Aaaaa! Jeez! I wish that she would stop texting because she is RIGHT behind me. And she just zoomed up on my bumper because I had to stop. I didn't think she was going to notice that I was stopped.
There we go, somebody across the way has had just the accident that I just avoided. Ohhhh! Here she comes, up alongside... and STOPS right in my blind spot. And then takes a right into a shopping center. Was there any reason you had to hotfoot it up there just so you could get to the Giant one second earlier? Wuhhhh. Harrowing.
And let me tell you, boys and girls, all this time that I've been talking? My eyes have been on the road. On The Road. I firmly believe in voice recorders. And now I forget what I was talking about.
Oh yeah! What's going to endanger The Book, oh you gotta capitalize it nowadays, the tragic, tragic, endangered, sensory dimensional entity that is The Book? It's the smartphone, because you gotta go to the doctor's office? yeah you could pick up like Golf Digest in the waiting room, but if you're thinking ahead, you'll have brought your most recent cowboy romance novel. Your Every Thug Has a Woman Who Loves Him. Which - I gotta read.
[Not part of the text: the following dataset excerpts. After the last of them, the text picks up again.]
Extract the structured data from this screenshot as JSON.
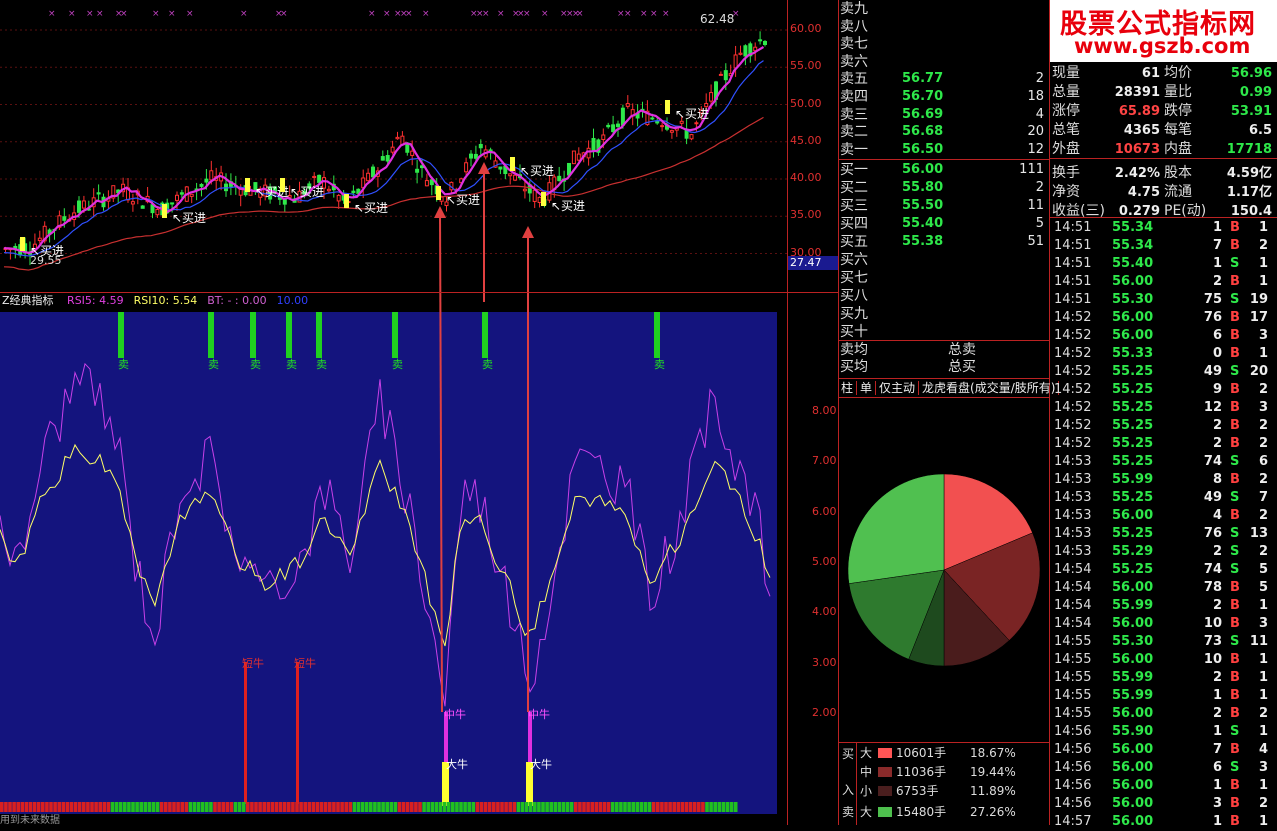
{
  "watermark": {
    "title": "股票公式指标网",
    "url": "www.gszb.com"
  },
  "main_chart": {
    "high_label": "62.48",
    "y_ticks": [
      "60.00",
      "55.00",
      "50.00",
      "45.00",
      "40.00",
      "35.00",
      "30.00"
    ],
    "current_price_box": "27.47",
    "buy_signal_label": "买进",
    "low_label": "29.55"
  },
  "indicator_panel": {
    "title": "Z经典指标",
    "params": [
      {
        "text": "RSI5: 4.59",
        "color": "#e040e0"
      },
      {
        "text": "RSI10: 5.54",
        "color": "#ffff66"
      },
      {
        "text": "BT: -  : 0.00",
        "color": "#d060d0"
      },
      {
        "text": "10.00",
        "color": "#3040ff"
      }
    ],
    "y_ticks": [
      "8.00",
      "7.00",
      "6.00",
      "5.00",
      "4.00",
      "3.00",
      "2.00"
    ],
    "sell_label": "卖",
    "short_bull_label": "短牛",
    "mid_bull_label": "中牛",
    "big_bull_label": "大牛",
    "footer_text": "用到未来数据"
  },
  "order_book": {
    "sells": [
      {
        "label": "卖九",
        "price": "",
        "vol": ""
      },
      {
        "label": "卖八",
        "price": "",
        "vol": ""
      },
      {
        "label": "卖七",
        "price": "",
        "vol": ""
      },
      {
        "label": "卖六",
        "price": "",
        "vol": ""
      },
      {
        "label": "卖五",
        "price": "56.77",
        "vol": "2"
      },
      {
        "label": "卖四",
        "price": "56.70",
        "vol": "18"
      },
      {
        "label": "卖三",
        "price": "56.69",
        "vol": "4"
      },
      {
        "label": "卖二",
        "price": "56.68",
        "vol": "20"
      },
      {
        "label": "卖一",
        "price": "56.50",
        "vol": "12"
      }
    ],
    "buys": [
      {
        "label": "买一",
        "price": "56.00",
        "vol": "111"
      },
      {
        "label": "买二",
        "price": "55.80",
        "vol": "2"
      },
      {
        "label": "买三",
        "price": "55.50",
        "vol": "11"
      },
      {
        "label": "买四",
        "price": "55.40",
        "vol": "5"
      },
      {
        "label": "买五",
        "price": "55.38",
        "vol": "51"
      },
      {
        "label": "买六",
        "price": "",
        "vol": ""
      },
      {
        "label": "买七",
        "price": "",
        "vol": ""
      },
      {
        "label": "买八",
        "price": "",
        "vol": ""
      },
      {
        "label": "买九",
        "price": "",
        "vol": ""
      },
      {
        "label": "买十",
        "price": "",
        "vol": ""
      }
    ],
    "avg_sell_label": "卖均",
    "total_sell_label": "总卖",
    "avg_buy_label": "买均",
    "total_buy_label": "总买",
    "tabs": [
      "柱",
      "单",
      "仅主动",
      "龙虎看盘(成交量/肢所有)"
    ]
  },
  "stats": [
    {
      "k1": "现量",
      "v1": "61",
      "c1": "#eeeeee",
      "k2": "均价",
      "v2": "56.96",
      "c2": "#2ee84a"
    },
    {
      "k1": "总量",
      "v1": "28391",
      "c1": "#eeeeee",
      "k2": "量比",
      "v2": "0.99",
      "c2": "#2ee84a"
    },
    {
      "k1": "涨停",
      "v1": "65.89",
      "c1": "#ff4444",
      "k2": "跌停",
      "v2": "53.91",
      "c2": "#2ee84a"
    },
    {
      "k1": "总笔",
      "v1": "4365",
      "c1": "#eeeeee",
      "k2": "每笔",
      "v2": "6.5",
      "c2": "#eeeeee"
    },
    {
      "k1": "外盘",
      "v1": "10673",
      "c1": "#ff4444",
      "k2": "内盘",
      "v2": "17718",
      "c2": "#2ee84a"
    },
    {
      "k1": "换手",
      "v1": "2.42%",
      "c1": "#eeeeee",
      "k2": "股本",
      "v2": "4.59亿",
      "c2": "#eeeeee"
    },
    {
      "k1": "净资",
      "v1": "4.75",
      "c1": "#eeeeee",
      "k2": "流通",
      "v2": "1.17亿",
      "c2": "#eeeeee"
    },
    {
      "k1": "收益(三)",
      "v1": "0.279",
      "c1": "#eeeeee",
      "k2": "PE(动)",
      "v2": "150.4",
      "c2": "#eeeeee"
    }
  ],
  "ticks": [
    {
      "t": "14:51",
      "p": "55.34",
      "v": "1",
      "bs": "B",
      "n": "1"
    },
    {
      "t": "14:51",
      "p": "55.34",
      "v": "7",
      "bs": "B",
      "n": "2"
    },
    {
      "t": "14:51",
      "p": "55.40",
      "v": "1",
      "bs": "S",
      "n": "1"
    },
    {
      "t": "14:51",
      "p": "56.00",
      "v": "2",
      "bs": "B",
      "n": "1"
    },
    {
      "t": "14:51",
      "p": "55.30",
      "v": "75",
      "bs": "S",
      "n": "19"
    },
    {
      "t": "14:52",
      "p": "56.00",
      "v": "76",
      "bs": "B",
      "n": "17"
    },
    {
      "t": "14:52",
      "p": "56.00",
      "v": "6",
      "bs": "B",
      "n": "3"
    },
    {
      "t": "14:52",
      "p": "55.33",
      "v": "0",
      "bs": "B",
      "n": "1"
    },
    {
      "t": "14:52",
      "p": "55.25",
      "v": "49",
      "bs": "S",
      "n": "20"
    },
    {
      "t": "14:52",
      "p": "55.25",
      "v": "9",
      "bs": "B",
      "n": "2"
    },
    {
      "t": "14:52",
      "p": "55.25",
      "v": "12",
      "bs": "B",
      "n": "3"
    },
    {
      "t": "14:52",
      "p": "55.25",
      "v": "2",
      "bs": "B",
      "n": "2"
    },
    {
      "t": "14:52",
      "p": "55.25",
      "v": "2",
      "bs": "B",
      "n": "2"
    },
    {
      "t": "14:53",
      "p": "55.25",
      "v": "74",
      "bs": "S",
      "n": "6"
    },
    {
      "t": "14:53",
      "p": "55.99",
      "v": "8",
      "bs": "B",
      "n": "2"
    },
    {
      "t": "14:53",
      "p": "55.25",
      "v": "49",
      "bs": "S",
      "n": "7"
    },
    {
      "t": "14:53",
      "p": "56.00",
      "v": "4",
      "bs": "B",
      "n": "2"
    },
    {
      "t": "14:53",
      "p": "55.25",
      "v": "76",
      "bs": "S",
      "n": "13"
    },
    {
      "t": "14:53",
      "p": "55.29",
      "v": "2",
      "bs": "S",
      "n": "2"
    },
    {
      "t": "14:54",
      "p": "55.25",
      "v": "74",
      "bs": "S",
      "n": "5"
    },
    {
      "t": "14:54",
      "p": "56.00",
      "v": "78",
      "bs": "B",
      "n": "5"
    },
    {
      "t": "14:54",
      "p": "55.99",
      "v": "2",
      "bs": "B",
      "n": "1"
    },
    {
      "t": "14:54",
      "p": "56.00",
      "v": "10",
      "bs": "B",
      "n": "3"
    },
    {
      "t": "14:55",
      "p": "55.30",
      "v": "73",
      "bs": "S",
      "n": "11"
    },
    {
      "t": "14:55",
      "p": "56.00",
      "v": "10",
      "bs": "B",
      "n": "1"
    },
    {
      "t": "14:55",
      "p": "55.99",
      "v": "2",
      "bs": "B",
      "n": "1"
    },
    {
      "t": "14:55",
      "p": "55.99",
      "v": "1",
      "bs": "B",
      "n": "1"
    },
    {
      "t": "14:55",
      "p": "56.00",
      "v": "2",
      "bs": "B",
      "n": "2"
    },
    {
      "t": "14:56",
      "p": "55.90",
      "v": "1",
      "bs": "S",
      "n": "1"
    },
    {
      "t": "14:56",
      "p": "56.00",
      "v": "7",
      "bs": "B",
      "n": "4"
    },
    {
      "t": "14:56",
      "p": "56.00",
      "v": "6",
      "bs": "S",
      "n": "3"
    },
    {
      "t": "14:56",
      "p": "56.00",
      "v": "1",
      "bs": "B",
      "n": "1"
    },
    {
      "t": "14:56",
      "p": "56.00",
      "v": "3",
      "bs": "B",
      "n": "2"
    },
    {
      "t": "14:57",
      "p": "56.00",
      "v": "1",
      "bs": "B",
      "n": "1"
    }
  ],
  "money_flow": {
    "buy_side_label": "买",
    "buy_side_label2": "入",
    "sell_side_label": "卖",
    "rows": [
      {
        "size": "大",
        "vol": "10601手",
        "pct": "18.67%",
        "color": "#ff5555"
      },
      {
        "size": "中",
        "vol": "11036手",
        "pct": "19.44%",
        "color": "#8a2a2a"
      },
      {
        "size": "小",
        "vol": "6753手",
        "pct": "11.89%",
        "color": "#4a1e1e"
      },
      {
        "size": "大",
        "vol": "15480手",
        "pct": "27.26%",
        "color": "#4ec04e"
      }
    ]
  },
  "pie": {
    "slices": [
      {
        "name": "买大",
        "pct": 18.67,
        "color": "#f25050"
      },
      {
        "name": "买中",
        "pct": 19.44,
        "color": "#7a2424"
      },
      {
        "name": "买小",
        "pct": 11.89,
        "color": "#4a1c1c"
      },
      {
        "name": "卖小",
        "pct": 6.0,
        "color": "#1e4a1e"
      },
      {
        "name": "卖中",
        "pct": 16.74,
        "color": "#2e7a2e"
      },
      {
        "name": "卖大",
        "pct": 27.26,
        "color": "#50c050"
      }
    ]
  }
}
I gotta do a comparison between Every Thug Has a Woman Who Loves Him and like Every Cowboy Has a Woman Who Loves Him, and, you know, Every Werewolf Has a Woman Who Loves Him.
|"If there's a smile on my face|
It's only there 'cause I shot my cousin."
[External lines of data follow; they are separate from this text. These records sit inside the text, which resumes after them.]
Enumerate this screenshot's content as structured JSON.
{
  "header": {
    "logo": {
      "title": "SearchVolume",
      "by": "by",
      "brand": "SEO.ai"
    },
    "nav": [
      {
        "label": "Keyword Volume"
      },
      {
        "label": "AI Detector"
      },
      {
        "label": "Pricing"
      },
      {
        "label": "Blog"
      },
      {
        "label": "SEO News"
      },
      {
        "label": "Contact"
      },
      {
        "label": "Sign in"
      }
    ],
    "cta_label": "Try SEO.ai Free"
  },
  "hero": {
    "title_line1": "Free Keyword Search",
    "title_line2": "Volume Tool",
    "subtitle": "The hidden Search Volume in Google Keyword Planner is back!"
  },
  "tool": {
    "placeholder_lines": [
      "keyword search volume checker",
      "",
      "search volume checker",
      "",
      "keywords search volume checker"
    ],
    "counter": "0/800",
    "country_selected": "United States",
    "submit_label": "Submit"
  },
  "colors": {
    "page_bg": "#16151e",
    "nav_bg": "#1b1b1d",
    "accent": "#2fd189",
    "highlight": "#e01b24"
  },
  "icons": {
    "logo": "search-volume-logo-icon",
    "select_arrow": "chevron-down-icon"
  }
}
Cause, you gotta wonder, are they the same book on the inside? And I kind of suspect not. I kind of suspect that the thug ones have a whole lot more violence - violence and beejays - and that the cowboy ones are inexplicably gentle. Like the cowboy, not only does he ride a horse and wear a hat, but he delivers calves in a rainstorm and then shelters them under his manly duster as he rides back to the barn leading the mother cow.
That's what I think, I think the cowboys are all like Ryan Gosling, and the thugs are all like Tony Yayo. What does that say about different kinds of women and their differing romantic ideals? There's room for us all.
But if you have your phone, even though you're reading about the manliest man - or werewolf or whatever - in his half-open shirt, when that phone chimes, you'll pull it out and check your email. You'll text your carpool partner back. You'll check in on your Tiny Town and totally get distracted from your book.
Which - I just finished this funny sci-fi novel (Year One), I'm reading nothing but funny sci-fi this summer, and in this book, the rest of the universe, who are of course way more advanced that we are, have some stake in keeping us from becoming more advanced. And I won't ruin the punchline on page 342, but it could easily be replaced with the invention of the iPhone. That's all I'm saying.
Anyway. Here I am pulling in to the library. This is me. Your Neighborhood Librarian. Getting to work in one piece.
Signing off. And punching in. Drive safe, friends.